Petrus, o zamanlar elbette sembolik olarak İsa'nın elinden aldığı anahtarları, bizim sevmeye ve dinlemeye devam ettiğimiz başka bir insana aktardı. Biz bu insanın örneği ve sözü sayesinde imanımızı güçlendiriyoruz ve onun tüm Kilise adına Mesih İsa'nın Allah olduğunu bildirmeye devam etmesi için dua ediyoruz. Petrus, Rab'be şöyle cevap vermişti: "Sen, var olan Allah'ın Oğlu Mesih'sin”. Ellerinde anahtarları taşıyan kişi; İsa'yı tanıyor, dua ile ve öğreti ile, teşvik ile ve azarlama ile, sevinç ile ve gözyaşları ile, günahın dünyada ekebildiği insanların bütün sefil durumlarına ilgisi ile olsun, imanını değişik yollarla ilan ediyor.

O kişi önemlidir: "O kapıyı kapatırsa, kimse açamayacak, o açarsa kimse kapatamayacaktır”;  Allah onun kararlarına değer veriyor! Bu kişi için Peygamber Yeşaya'nın Elyakim için dedikleri geçerlidir. Peygamber bu adama her insani otoriteden üstün bir otoriteyi tanıyor.

Allah'ın yapma şekli büyük bir gizemdir! O, insanları kutsallaştırmak için insanlardan faydalanmaktadır!
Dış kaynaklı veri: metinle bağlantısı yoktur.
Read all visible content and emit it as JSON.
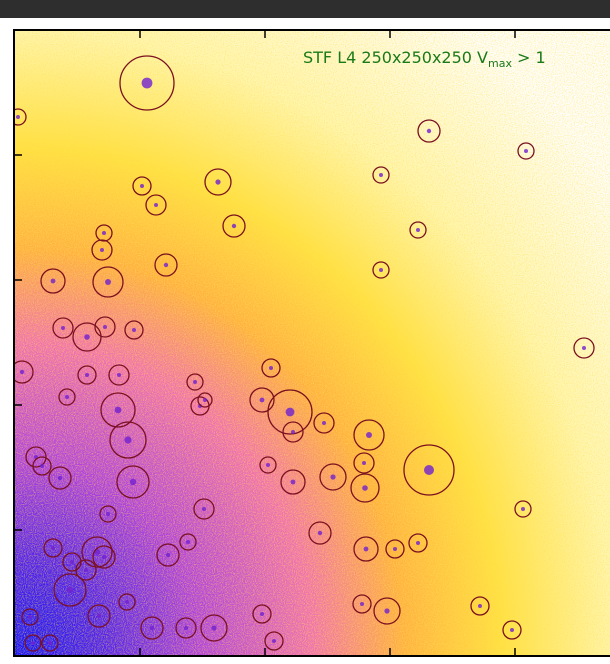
{
  "annotation": {
    "text": "STF L4 250x250x250 V",
    "subscript": "max",
    "rest": " > 1"
  }
}
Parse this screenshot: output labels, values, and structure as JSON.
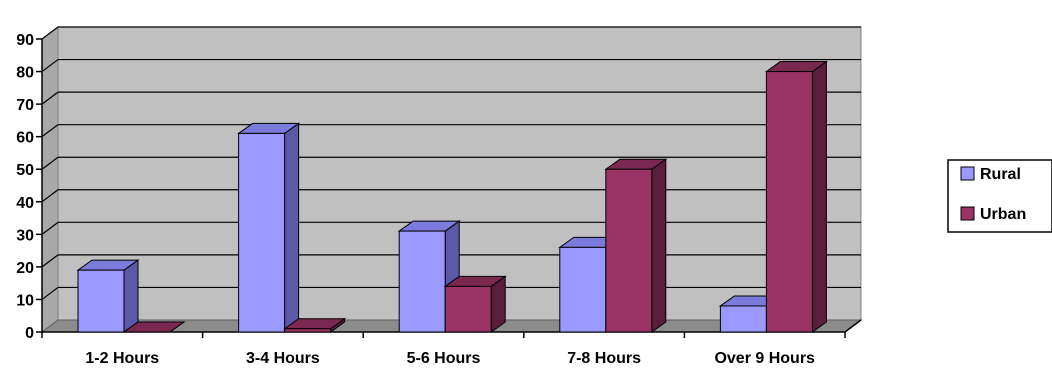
{
  "chart_data": {
    "type": "bar",
    "style": "3d-clustered-column",
    "categories": [
      "1-2 Hours",
      "3-4 Hours",
      "5-6 Hours",
      "7-8 Hours",
      "Over 9 Hours"
    ],
    "series": [
      {
        "name": "Rural",
        "values": [
          19,
          61,
          31,
          26,
          8
        ],
        "color": "#9999ff",
        "side_color": "#5a5aa8",
        "top_color": "#7b7bdc"
      },
      {
        "name": "Urban",
        "values": [
          0,
          1,
          14,
          50,
          80
        ],
        "color": "#993366",
        "side_color": "#5a1e3c",
        "top_color": "#7a2850"
      }
    ],
    "ylim": [
      0,
      90
    ],
    "yticks": [
      0,
      10,
      20,
      30,
      40,
      50,
      60,
      70,
      80,
      90
    ],
    "grid": true,
    "wall_color": "#c0c0c0",
    "legend": "right"
  }
}
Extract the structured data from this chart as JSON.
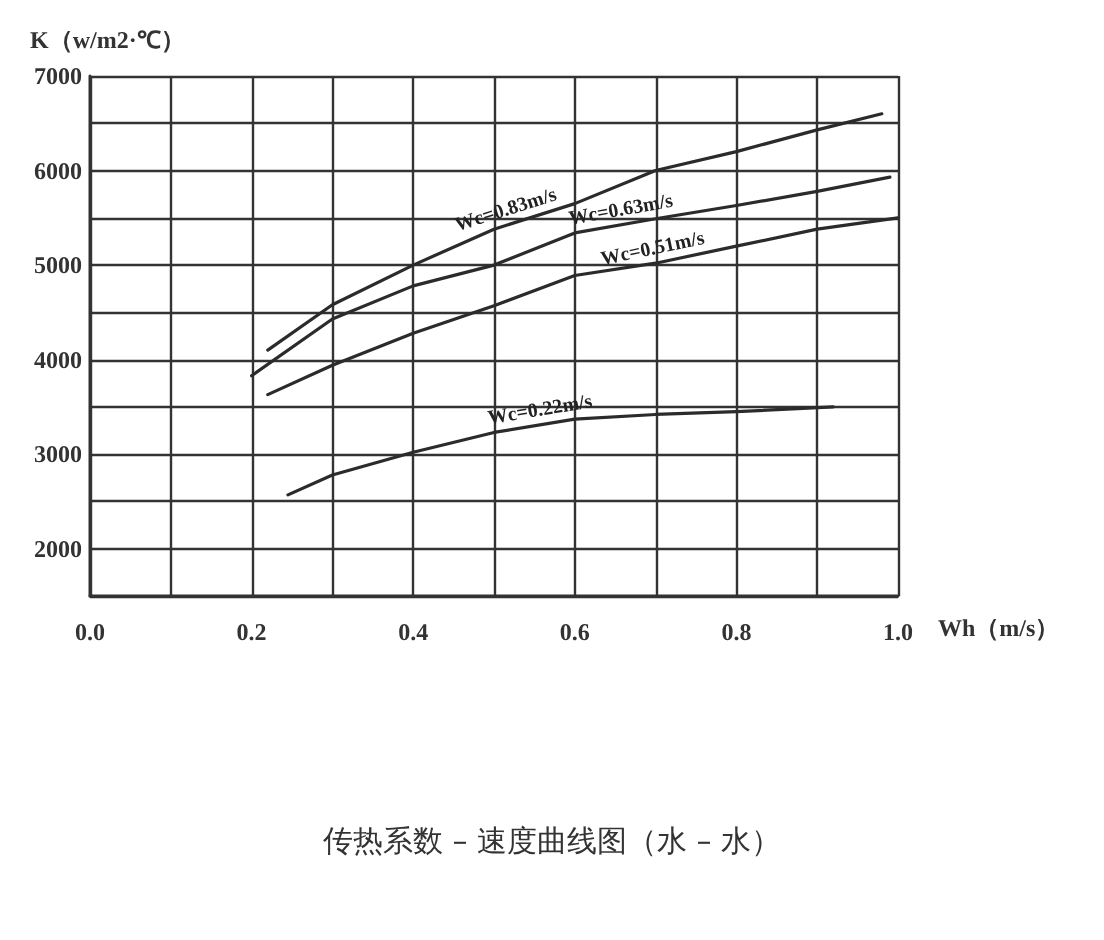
{
  "chart_data": {
    "type": "line",
    "title": "传热系数 – 速度曲线图（水 – 水）",
    "xlabel": "Wh（m/s）",
    "ylabel": "K（w/m2·℃）",
    "xlim": [
      0,
      1.0
    ],
    "xticks": [
      {
        "value": 0,
        "label": "0.0"
      },
      {
        "value": 0.1,
        "label": null
      },
      0.2,
      {
        "value": 0.3,
        "label": null
      },
      0.4,
      {
        "value": 0.5,
        "label": null
      },
      0.6,
      {
        "value": 0.7,
        "label": null
      },
      0.8,
      {
        "value": 0.9,
        "label": null
      },
      {
        "value": 1.0,
        "label": "1.0"
      }
    ],
    "ylim": [
      1500,
      7000
    ],
    "yticks": [
      {
        "value": 1500,
        "label": null
      },
      2000,
      {
        "value": 2500,
        "label": null
      },
      3000,
      {
        "value": 3500,
        "label": null
      },
      4000,
      {
        "value": 4500,
        "label": null
      },
      5000,
      {
        "value": 5500,
        "label": null
      },
      6000,
      {
        "value": 6500,
        "label": null
      },
      7000
    ],
    "grid": true,
    "marker": "none",
    "line_style": "solid",
    "series": [
      {
        "color": "#2b2b2b",
        "x": [
          0.22,
          0.3,
          0.4,
          0.5,
          0.6,
          0.7,
          0.8,
          0.9,
          0.98
        ],
        "values": [
          4100,
          4580,
          5000,
          5380,
          5650,
          6000,
          6200,
          6430,
          6600
        ]
      },
      {
        "color": "#2b2b2b",
        "x": [
          0.2,
          0.3,
          0.4,
          0.5,
          0.6,
          0.7,
          0.8,
          0.9,
          0.99
        ],
        "values": [
          3830,
          4430,
          4780,
          5000,
          5340,
          5490,
          5630,
          5780,
          5930
        ]
      },
      {
        "color": "#2b2b2b",
        "x": [
          0.22,
          0.3,
          0.4,
          0.5,
          0.6,
          0.7,
          0.8,
          0.9,
          1.0
        ],
        "values": [
          3630,
          3940,
          4280,
          4570,
          4890,
          5020,
          5200,
          5380,
          5500
        ]
      },
      {
        "color": "#2b2b2b",
        "x": [
          0.245,
          0.3,
          0.4,
          0.5,
          0.6,
          0.7,
          0.8,
          0.92
        ],
        "values": [
          2570,
          2780,
          3020,
          3230,
          3370,
          3420,
          3450,
          3500
        ]
      }
    ],
    "annotations": [
      "Wc=0.83m/s",
      "Wc=0.63m/s",
      "Wc=0.51m/s",
      "Wc=0.22m/s"
    ]
  }
}
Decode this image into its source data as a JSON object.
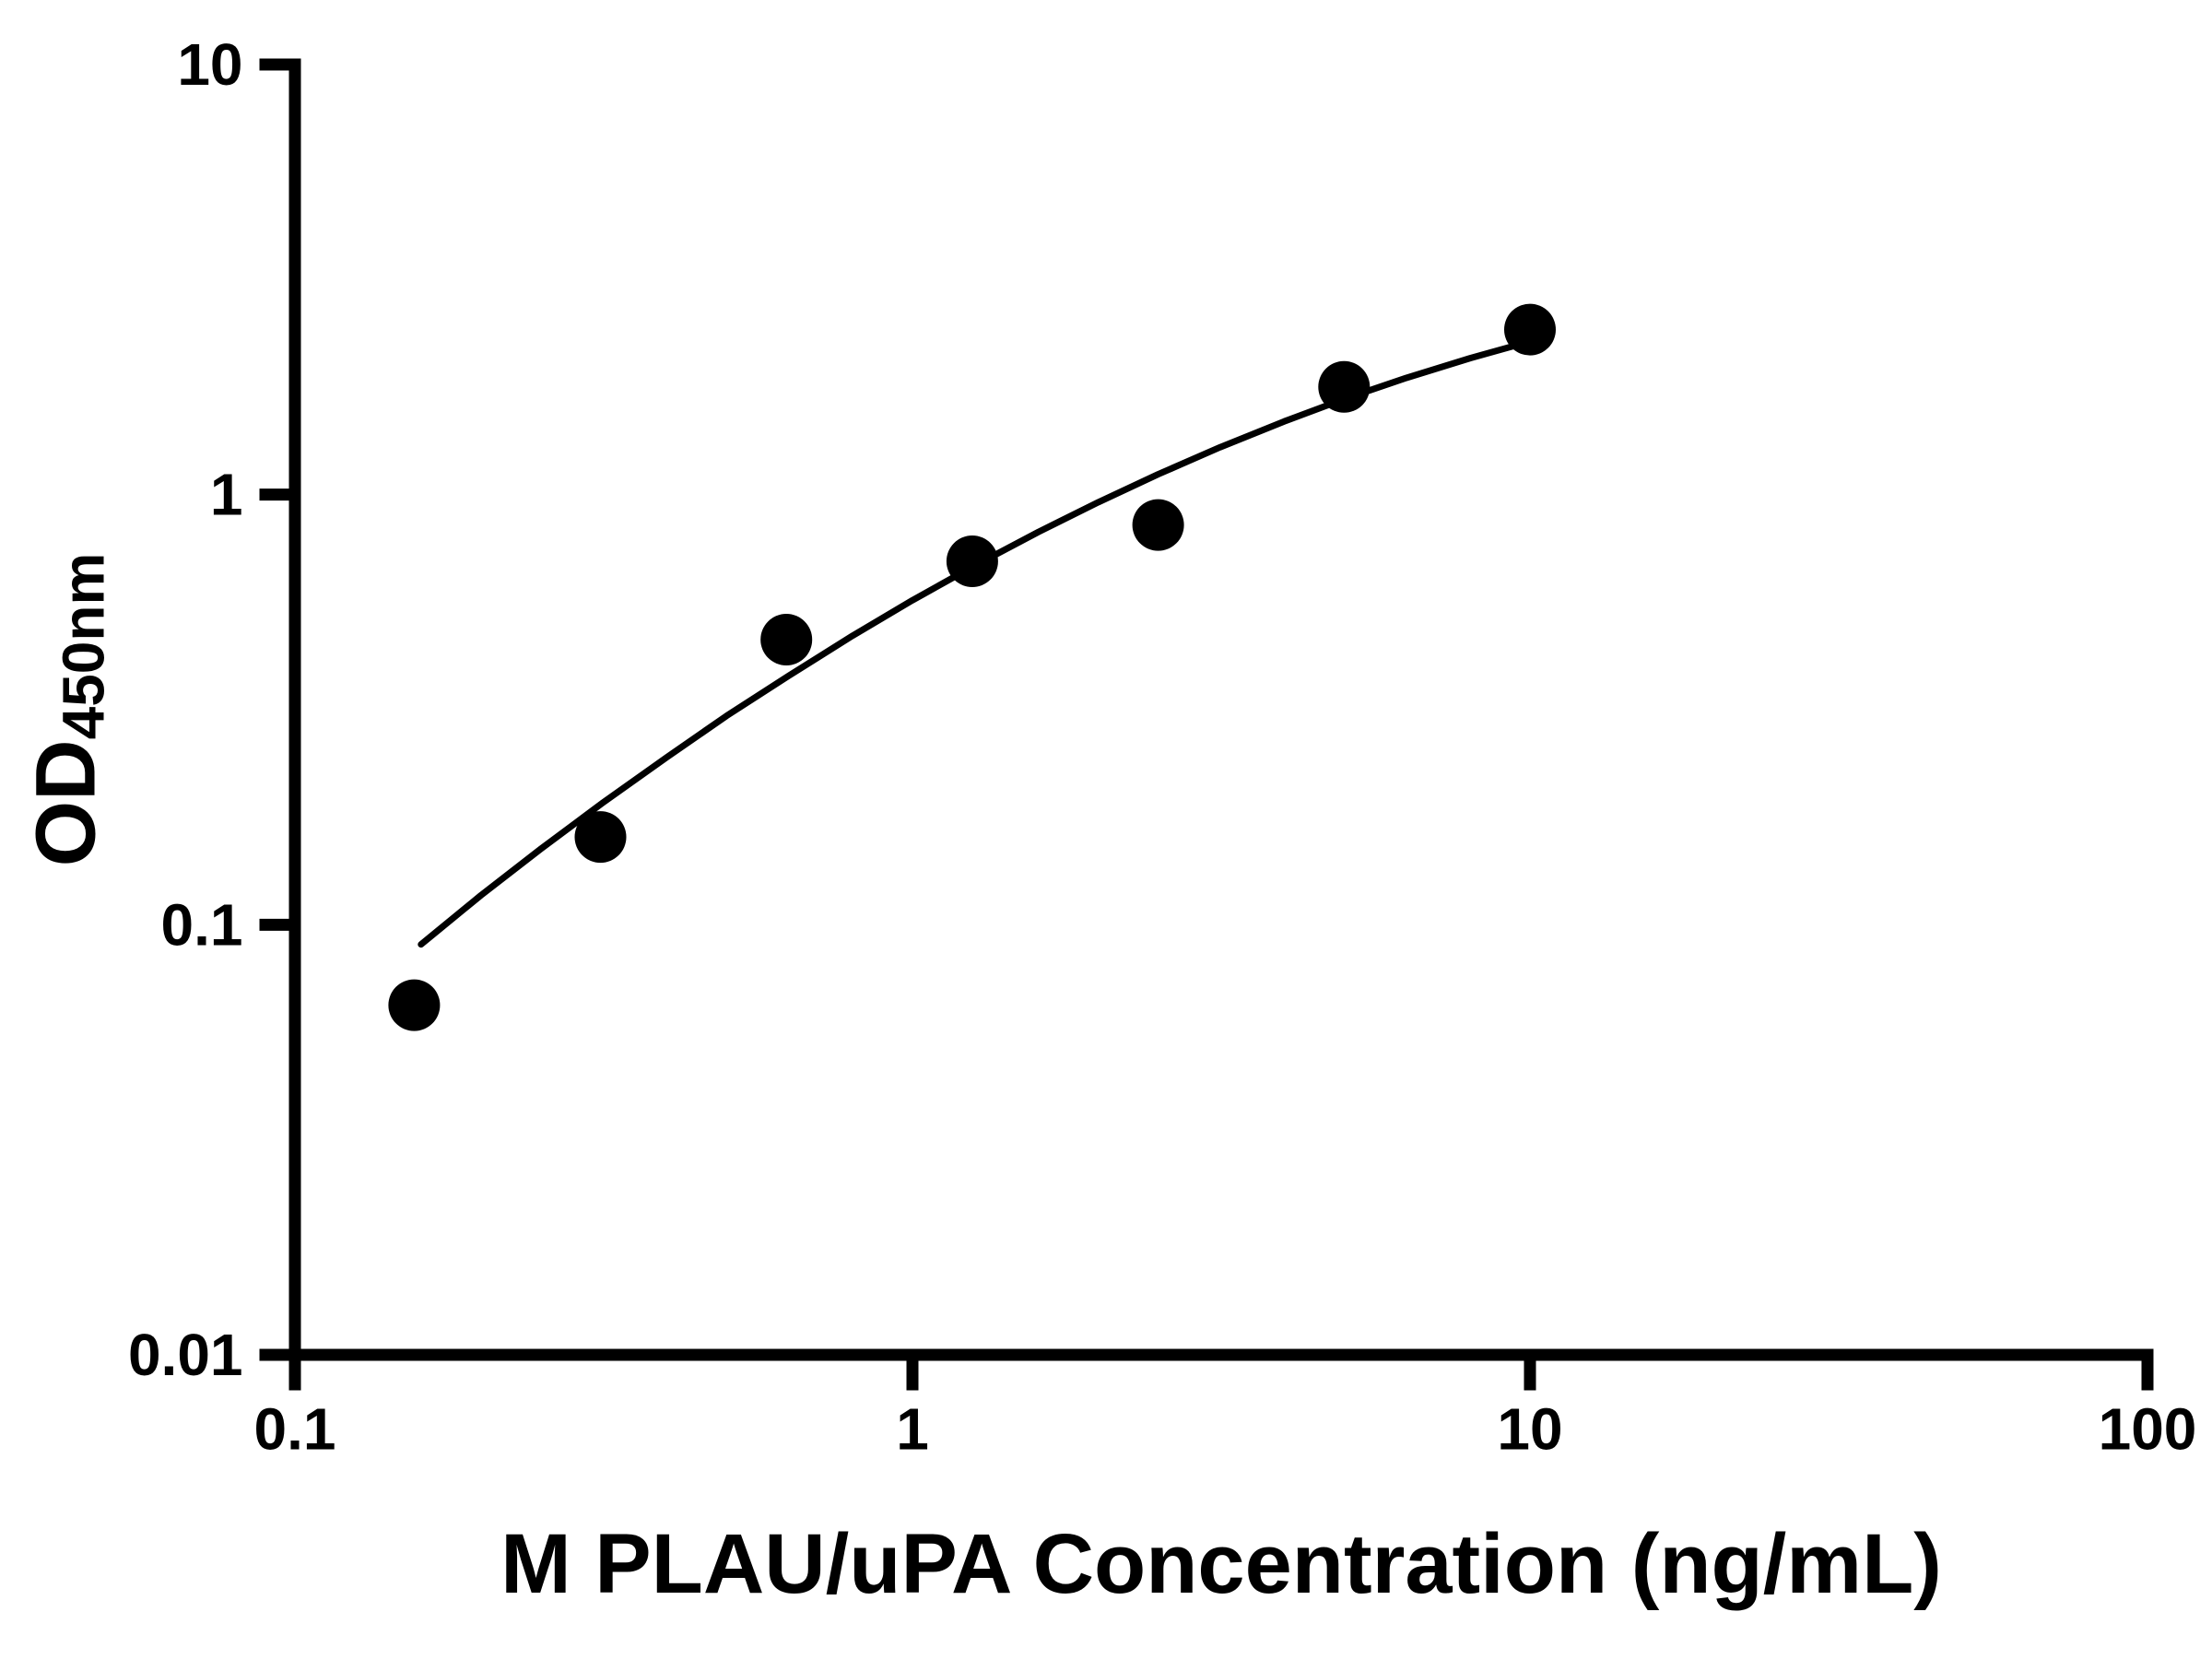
{
  "figure": {
    "background": "#ffffff"
  },
  "chart_data": {
    "type": "scatter",
    "title": "",
    "xlabel": "M PLAU/uPA Concentration (ng/mL)",
    "ylabel_main": "OD",
    "ylabel_sub": "450nm",
    "x_scale": "log",
    "y_scale": "log",
    "xlim": [
      0.1,
      100
    ],
    "ylim": [
      0.01,
      10
    ],
    "x_ticks": [
      0.1,
      1,
      10,
      100
    ],
    "x_tick_labels": [
      "0.1",
      "1",
      "10",
      "100"
    ],
    "y_ticks": [
      0.01,
      0.1,
      1,
      10
    ],
    "y_tick_labels": [
      "0.01",
      "0.1",
      "1",
      "10"
    ],
    "grid": false,
    "legend": "none",
    "axis_color": "#000000",
    "series": [
      {
        "name": "fitted-standard-curve",
        "type": "line",
        "color": "#000000",
        "x": [
          0.16,
          0.2,
          0.25,
          0.315,
          0.4,
          0.5,
          0.63,
          0.8,
          1.0,
          1.25,
          1.6,
          2.0,
          2.5,
          3.15,
          4.0,
          5.0,
          6.3,
          8.0,
          10.0
        ],
        "y": [
          0.09,
          0.117,
          0.15,
          0.192,
          0.245,
          0.306,
          0.379,
          0.47,
          0.568,
          0.679,
          0.819,
          0.96,
          1.115,
          1.289,
          1.48,
          1.668,
          1.867,
          2.076,
          2.27
        ]
      },
      {
        "name": "standard-data-points",
        "type": "scatter",
        "marker": "circle",
        "color": "#000000",
        "x": [
          0.156,
          0.3125,
          0.625,
          1.25,
          2.5,
          5,
          10
        ],
        "y": [
          0.065,
          0.16,
          0.46,
          0.7,
          0.85,
          1.78,
          2.42
        ]
      }
    ]
  }
}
O, günahıma ve layık olmayışıma bakmadan benden faydalanmaktadır; O, senin çekimserliğine rağmen senden faydalanmaktadır. Allah'ın her çağrısını ciddiye almamız, sevinç ve sorumlulukla İsa'nın Allah olduğuna imanımızı bildirmemiz ve yargılanmış olacağımız O'nun Sözlerinin önemlerini ilan etmemiz gerekiyor. İsa'nın O'nun Allah'ın Oğlu olduğu ne demektir? Dayanak noktasının O'nun Kendisi olduğu demektir: Sadece birkaç kişi için değil de, herkes için, erkekler ve kadınlar, olgunlar ve gençler, bütün halklar için. İsa; dünyanın bütün insanları için, herhangi bir dine ait olan bütün insanlar için tek gerçek dayanak noktasıdır. Hiç kimse hayatında İsa olmayınca, karşılıksız sevgiyi, huzurlu sevinci, yüreklerin derin birliğini yaşamayacaktır. İsa ile karşılaştıkları anda, insanlar bunun farkına varmaktadırlar ve İsa'yı kaybetmemek için, O'nu inkâr etmemek için ölmeye bile hazırdırlar! "Hristiyan olurum, Allah'ın Oğlunu tanırım, O'nu severim” bile demeye alışmış olanlar ise, bunun farkına varmamaktadırlar. Alışmış olan O'nu tanımıyor.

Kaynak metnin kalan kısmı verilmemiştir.